The share price fell 0.83 per cent to 47.70 Saudi riyals in trading yesterday, after Saudi Arabia's NCB Capital downgraded the stock to "neutral" with a price target of 50 riyals.
The retailer is expected to receive a boost from FG4, a new line from George Davies, the British fashion designer behind Asda's budget George brand and Marks & Spencer's Per Una in the UK.
Fawaz Alhokair has also embarked on a daring expansion plan taking it to a number of Central Asian countries, including Kazakhstan, Uzbekistan and Azerbaijan. But that may be a step too far, analysts said.
"It's not like going from Saudi Arabia to Dubai," said Farouk Miah, an analyst at NCB. "It's a completely new geography, a new culture and a new language. "There may be some margin pressure from expansion," he added.
The company is yet to announce its next set of plans to ensure it remains in vogue among investors.
The stock should remain about 49 riyals for the foreseeable future unless the company could maintain its recent levels of attention, said another analyst, who asked not to be identified.
"We haven't [seen] any anticipated plan to expand to other markets in the near term. We don't see the share price going any higher," the analyst said.

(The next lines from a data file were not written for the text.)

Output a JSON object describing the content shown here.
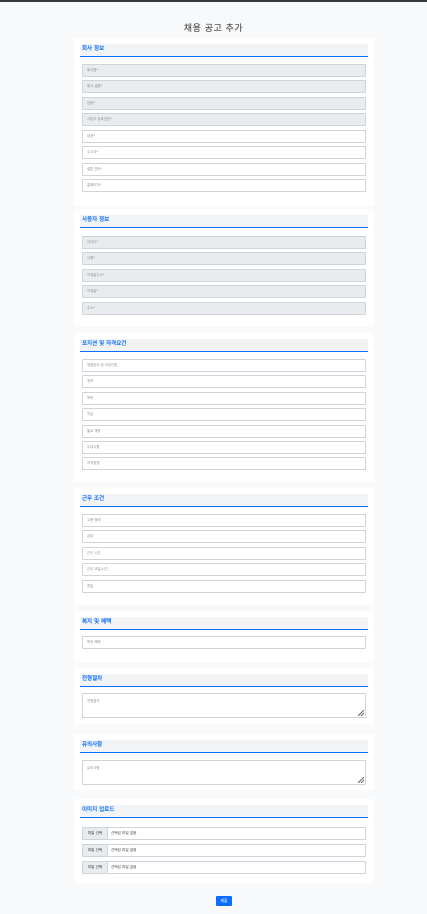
{
  "page": {
    "title": "채용 공고 추가"
  },
  "sections": {
    "company": {
      "title": "회사 정보",
      "fields": [
        "회사명*",
        "회사 설명*",
        "업종*",
        "사업자 등록번호*",
        "대표*",
        "주소지*",
        "설립 연도*",
        "홈페이지*"
      ]
    },
    "user": {
      "title": "사용자 정보",
      "fields": [
        "아이디*",
        "이름*",
        "이메일주소*",
        "이메일*",
        "주소*"
      ]
    },
    "position": {
      "title": "포지션 및 자격요건",
      "fields": [
        "채용분야 및 모집인원",
        "경력",
        "학력",
        "직급",
        "필요 역량",
        "우대사항",
        "자격증명"
      ]
    },
    "work": {
      "title": "근무 조건",
      "fields": [
        "고용 형태",
        "급여",
        "근무 시간",
        "근무 요일/시간",
        "휴일"
      ]
    },
    "benefits": {
      "title": "복지 및 혜택",
      "fields": [
        "복지 혜택"
      ]
    },
    "process": {
      "title": "전형절차",
      "placeholder": "전형절차"
    },
    "notice": {
      "title": "유의사항",
      "placeholder": "유의사항"
    },
    "images": {
      "title": "이미지 업로드",
      "button_label": "파일 선택",
      "status_text": "선택된 파일 없음",
      "count": 3
    }
  },
  "submit_label": "제출"
}
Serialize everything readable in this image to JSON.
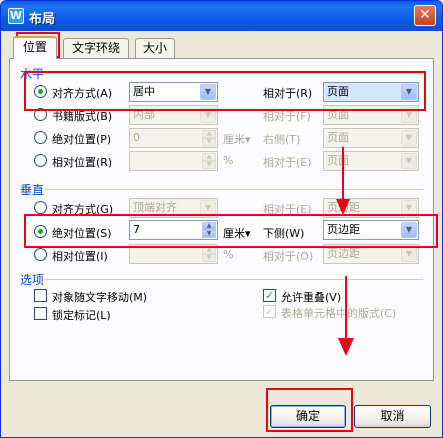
{
  "window": {
    "title": "布局",
    "app_icon": "W"
  },
  "tabs": [
    {
      "label": "位置",
      "active": true
    },
    {
      "label": "文字环绕",
      "active": false
    },
    {
      "label": "大小",
      "active": false
    }
  ],
  "horizontal": {
    "title": "水平",
    "align": {
      "label": "对齐方式(A)",
      "value": "居中",
      "relative_label": "相对于(R)",
      "relative_value": "页面"
    },
    "book": {
      "label": "书籍版式(B)",
      "value": "内部",
      "relative_label": "相对于(F)",
      "relative_value": "页面"
    },
    "absolute": {
      "label": "绝对位置(P)",
      "value": "0",
      "unit": "厘米",
      "side_label": "右侧(T)",
      "side_value": "页面"
    },
    "relative": {
      "label": "相对位置(R)",
      "unit": "%",
      "relative_label": "相对于(E)",
      "relative_value": "页面"
    }
  },
  "vertical": {
    "title": "垂直",
    "align": {
      "label": "对齐方式(G)",
      "value": "顶端对齐",
      "relative_label": "相对于(E)",
      "relative_value": "页边距"
    },
    "absolute": {
      "label": "绝对位置(S)",
      "value": "7",
      "unit": "厘米",
      "side_label": "下侧(W)",
      "side_value": "页边距"
    },
    "relative": {
      "label": "相对位置(I)",
      "unit": "%",
      "relative_label": "相对于(O)",
      "relative_value": "页边距"
    }
  },
  "options": {
    "title": "选项",
    "move_with_text": "对象随文字移动(M)",
    "lock_anchor": "锁定标记(L)",
    "allow_overlap": "允许重叠(V)",
    "table_layout": "表格单元格中的版式(C)"
  },
  "buttons": {
    "ok": "确定",
    "cancel": "取消"
  },
  "icons": {
    "combo_arrow": "▼",
    "spin_up": "▲",
    "spin_down": "▼",
    "close": "✕",
    "check": "✓",
    "unit_arrow": "▾"
  },
  "colors": {
    "annotation_red": "#e8001a",
    "accent_blue": "#0046d5"
  }
}
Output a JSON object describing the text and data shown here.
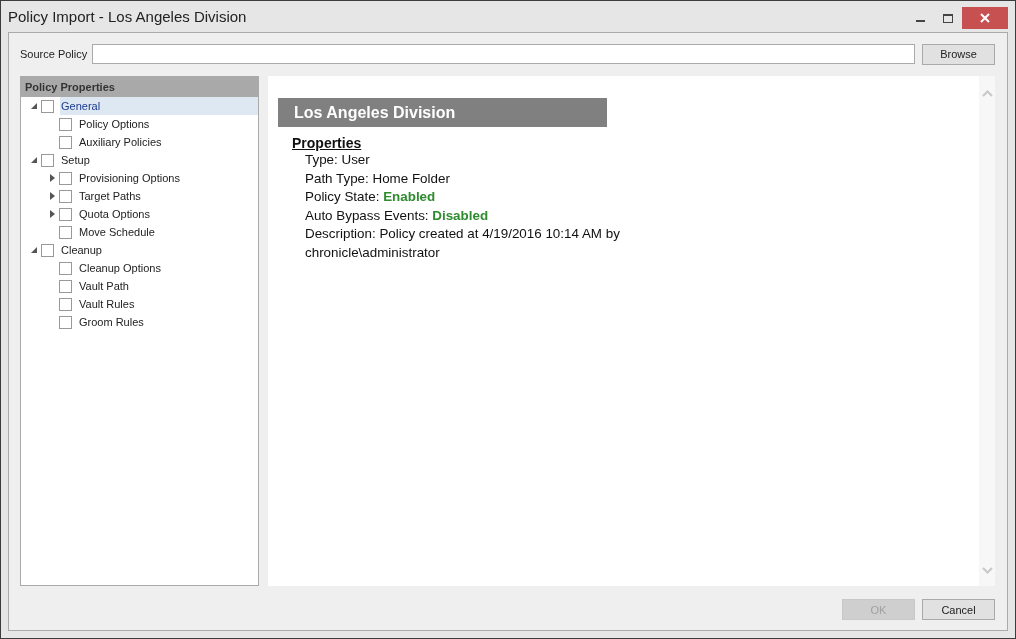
{
  "window": {
    "title": "Policy Import - Los Angeles Division"
  },
  "source_policy": {
    "label": "Source Policy",
    "browse": "Browse"
  },
  "tree": {
    "title": "Policy Properties",
    "items": [
      {
        "label": "General",
        "expanded": true,
        "checked": false,
        "selected": true,
        "children": [
          {
            "label": "Policy Options",
            "checked": false,
            "selected": false
          },
          {
            "label": "Auxiliary Policies",
            "checked": false,
            "selected": false
          }
        ]
      },
      {
        "label": "Setup",
        "expanded": true,
        "checked": false,
        "selected": false,
        "children": [
          {
            "label": "Provisioning Options",
            "expanded": false,
            "checked": false,
            "selected": false
          },
          {
            "label": "Target Paths",
            "expanded": false,
            "checked": false,
            "selected": false
          },
          {
            "label": "Quota Options",
            "expanded": false,
            "checked": false,
            "selected": false
          },
          {
            "label": "Move Schedule",
            "checked": false,
            "selected": false
          }
        ]
      },
      {
        "label": "Cleanup",
        "expanded": true,
        "checked": false,
        "selected": false,
        "children": [
          {
            "label": "Cleanup Options",
            "checked": false,
            "selected": false
          },
          {
            "label": "Vault Path",
            "checked": false,
            "selected": false
          },
          {
            "label": "Vault Rules",
            "checked": false,
            "selected": false
          },
          {
            "label": "Groom Rules",
            "checked": false,
            "selected": false
          }
        ]
      }
    ]
  },
  "details": {
    "heading": "Los Angeles Division",
    "section": "Properties",
    "lines": [
      "Type: User",
      "Path Type: Home Folder",
      "Policy State: **Enabled**",
      "Auto Bypass Events: **Disabled**",
      "Description: Policy created at 4/19/2016 10:14 AM by chronicle\\administrator"
    ]
  },
  "buttons": [
    {
      "label": "OK",
      "disabled": true
    },
    {
      "label": "Cancel",
      "disabled": false
    }
  ]
}
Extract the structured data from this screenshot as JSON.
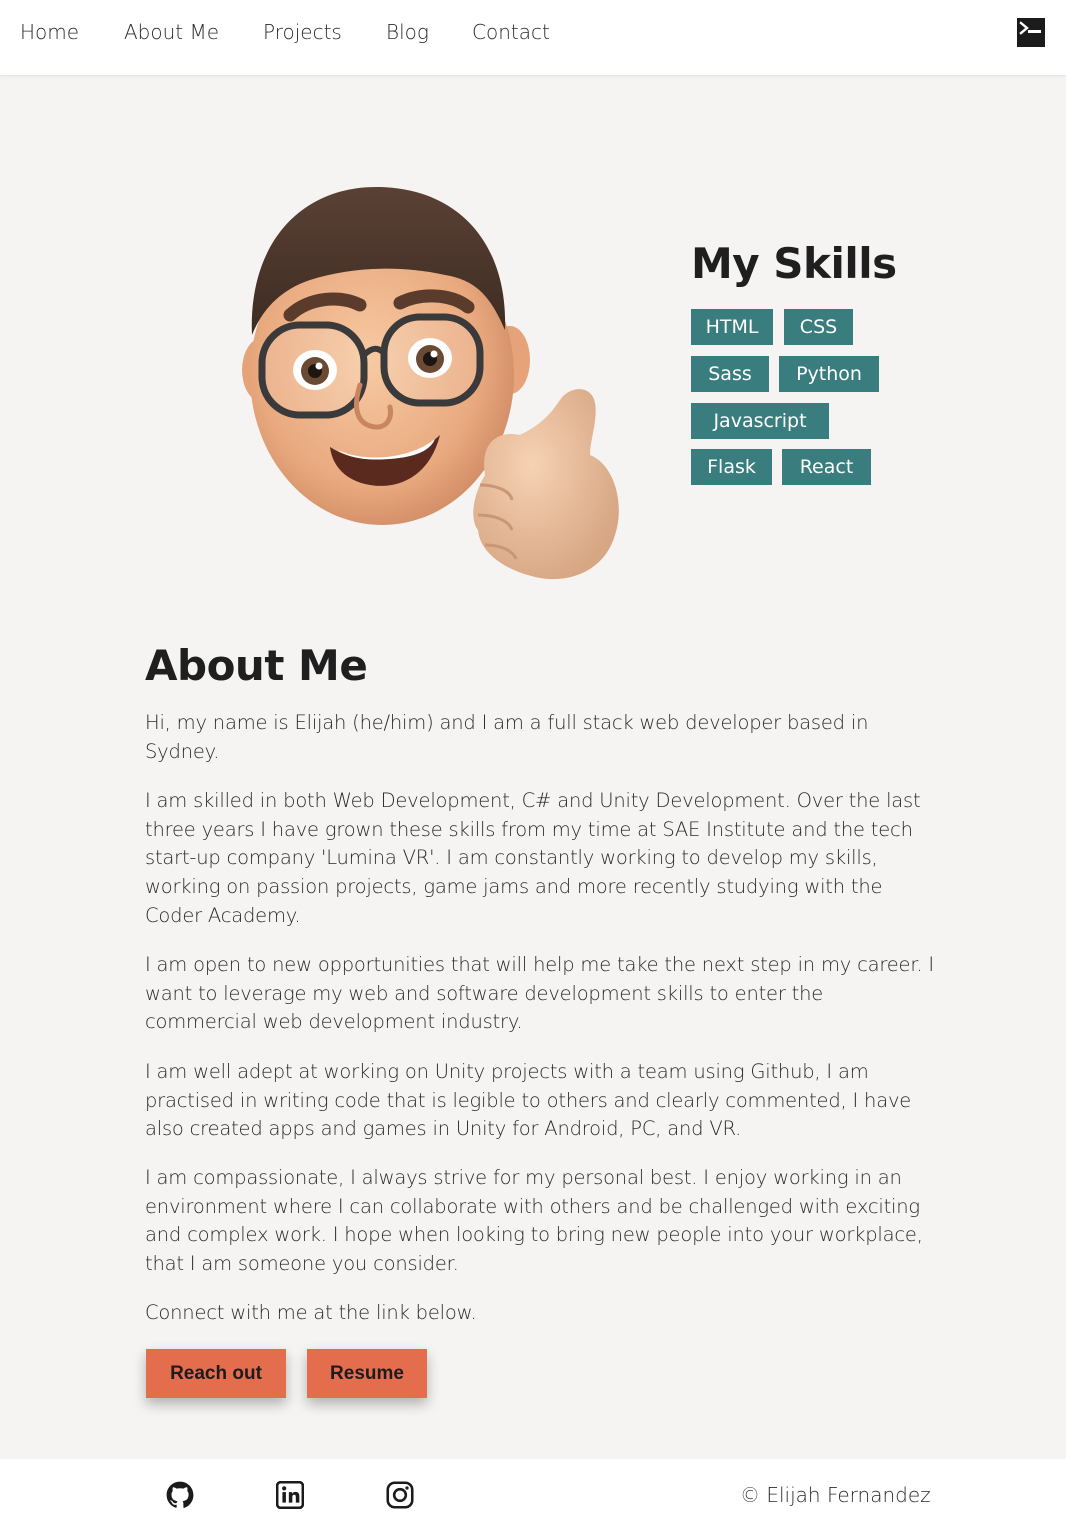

Fawaz Alhokair, which imports much of its inventory from Europe, is also particularly vulnerable to a depreciation in the value of the US dollar. Even so, the company looks likely to benefit from the increasingly westernised tastes of Saudi Arabia's vast youth population.
"The Saudi lifestyle is changing," the analyst said. "This generation is wearing jeans and T-shirts, instead of wearing the thobe."